"Viele der Menschen, die Krieg, Gewalt und Folter erlebt haben, sind traumatisiert und brauchen professionelle Hilfe", stellt BPtK-Präsident Dr. Dietrich Munz fest. "Professorin Knaevelsrud hat mit ihrer wissenschaftlichen Arbeit und ihrem versorgungspolitischen Engagement große Dienste geleistet, um traumatisierten Menschen nicht nur in Deutschland, sondern auch in den Krisenregionen selbst zu helfen. Lange bevor Flüchtlinge zu einem dringenden politischen Thema wurden, hat sie sich für deren psychotherapeutische Versorgung eingesetzt und damit sogar auch Hilfsbedürftige im irakischen Bürgerkrieg erreicht. Besser lässt sich unser Credo ‚Jeder Mensch und erst recht jeder kranke Mensch ist es wert!‘ nicht umsetzen."
Millionen Menschen auf der Welt leiden unter Krieg, Gewalt und Menschenrechtsverletzungen. Viele versuchen, dem Schrecken zu entfliehen. Weltweit sind mehr als 60 Millionen Menschen auf der Flucht. Andere harren dort aus, wo Tod und Schrecken alltäglich sind. Seelische Verletzungen sind dabei unvermeidlich. Häufig wirken sie wie das kleinere Übel. Ein Übel sind sie trotzdem und ihre Behandlung bleibt menschliche und medizinische Pflicht. "Für traumatisierte Menschen in Kriegsgebieten gibt es häufig vor Ort keine professionelle Hilfe. Die Menschen dort bleiben mit ihrem seelischen Leid, ihren Albträumen und Ängsten allein", so Munz. "Bei Professorin Knaevelsrud beeindruckt, dass sie nicht nur die Behandlungsmöglichkeiten für geflohene traumatisierte Menschen hier in Deutschland weiterentwickelte, sondern, dass sie auch an die weit entfernten Patienten in den Kriegs- und Krisenländern gedacht hat."

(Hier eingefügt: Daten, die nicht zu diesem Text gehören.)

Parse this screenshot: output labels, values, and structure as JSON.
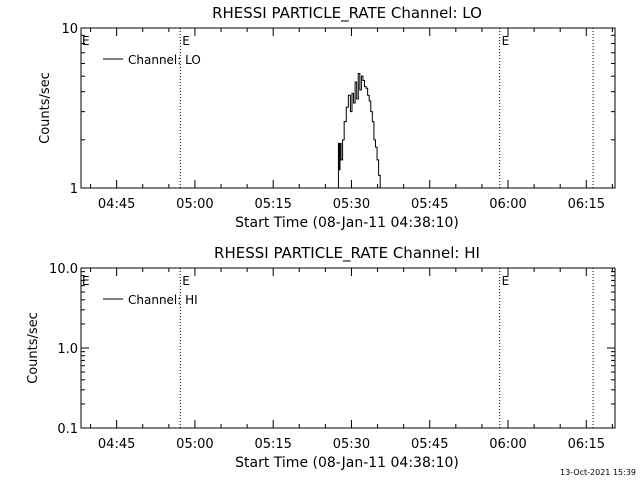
{
  "footer_timestamp": "13-Oct-2021 15:39",
  "chart_data": [
    {
      "type": "line",
      "title": "RHESSI PARTICLE_RATE Channel: LO",
      "xlabel": "Start Time (08-Jan-11 04:38:10)",
      "ylabel": "Counts/sec",
      "y_scale": "log",
      "ylim": [
        1,
        10
      ],
      "y_ticks": [
        {
          "value": 1,
          "label": "1"
        },
        {
          "value": 10,
          "label": "10"
        }
      ],
      "x_ticks": [
        "04:45",
        "05:00",
        "05:15",
        "05:30",
        "05:45",
        "06:00",
        "06:15"
      ],
      "x_tick_minutes": [
        285,
        300,
        315,
        330,
        345,
        360,
        375
      ],
      "xlim_minutes": [
        278.17,
        380.5
      ],
      "legend": {
        "label": "Channel: LO",
        "placement": "top-left"
      },
      "markers": [
        {
          "time_minutes": 297.2,
          "label": "E"
        },
        {
          "time_minutes": 358.4,
          "label": "E"
        },
        {
          "time_minutes": 376.3,
          "label": ""
        }
      ],
      "series": [
        {
          "name": "Channel: LO",
          "x_minutes": [
            327.4,
            327.5,
            327.6,
            327.8,
            328.0,
            328.3,
            328.6,
            329.0,
            329.4,
            329.8,
            330.1,
            330.4,
            330.7,
            331.0,
            331.3,
            331.6,
            331.9,
            332.2,
            332.5,
            332.8,
            333.1,
            333.4,
            333.7,
            334.0,
            334.3,
            334.6,
            334.9,
            335.2,
            335.5,
            335.8,
            336.1,
            336.4,
            336.7,
            337.0
          ],
          "y": [
            1.0,
            1.9,
            1.3,
            1.9,
            1.5,
            2.0,
            2.6,
            3.2,
            3.8,
            3.0,
            3.9,
            3.4,
            4.6,
            3.6,
            5.2,
            4.1,
            5.0,
            4.7,
            4.3,
            4.2,
            3.8,
            3.5,
            3.0,
            2.6,
            2.0,
            1.8,
            1.5,
            1.2,
            1.0,
            1.0,
            1.0,
            1.0,
            1.0,
            1.0
          ]
        }
      ]
    },
    {
      "type": "line",
      "title": "RHESSI PARTICLE_RATE Channel: HI",
      "xlabel": "Start Time (08-Jan-11 04:38:10)",
      "ylabel": "Counts/sec",
      "y_scale": "log",
      "ylim": [
        0.1,
        10
      ],
      "y_ticks": [
        {
          "value": 0.1,
          "label": "0.1"
        },
        {
          "value": 1,
          "label": "1.0"
        },
        {
          "value": 10,
          "label": "10.0"
        }
      ],
      "x_ticks": [
        "04:45",
        "05:00",
        "05:15",
        "05:30",
        "05:45",
        "06:00",
        "06:15"
      ],
      "x_tick_minutes": [
        285,
        300,
        315,
        330,
        345,
        360,
        375
      ],
      "xlim_minutes": [
        278.17,
        380.5
      ],
      "legend": {
        "label": "Channel: HI",
        "placement": "top-left"
      },
      "markers": [
        {
          "time_minutes": 297.2,
          "label": "E"
        },
        {
          "time_minutes": 358.4,
          "label": "E"
        },
        {
          "time_minutes": 376.3,
          "label": ""
        }
      ],
      "series": [
        {
          "name": "Channel: HI",
          "x_minutes": [],
          "y": []
        }
      ]
    }
  ]
}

Prof. Christine Knaevelsrud studierte in Amsterdam und New York Psychologie. Ihre Promotion zur Wirksamkeit von internetbasierten Interventionen bei posttraumatischen Belastungsstörungen schloss sie 2005 an der Universität Zürich ab. Sie ist Psychologische Psychotherapeutin und Professorin für Klinisch-Psychologische Intervention an der Freien Universität Berlin. Von 2007 bis 2010 leitete Prof. Knaevelsrud die Forschungsabteilung am Behandlungszentrum für Folteropfer in Berlin. Dort war sie maßgeblich an der Entwicklung, Evaluierung und Verbreitung der internetbasierten arabischen Schreibtherapie Ilajnafsy für traumatisierte Menschen im Irak beteiligt. Patienten werden von arabischsprachigen Therapeuten in Europa und sicheren Nachbarstaaten über das Internet angeleitet, sich schriftlich mit dem traumatischen Ereignis auseinanderzusetzen und es neu zu verarbeiten. Mittlerweile gibt es auch Behandlungsanfragen aus Syrien, den palästinensischen Gebieten und dem Sudan.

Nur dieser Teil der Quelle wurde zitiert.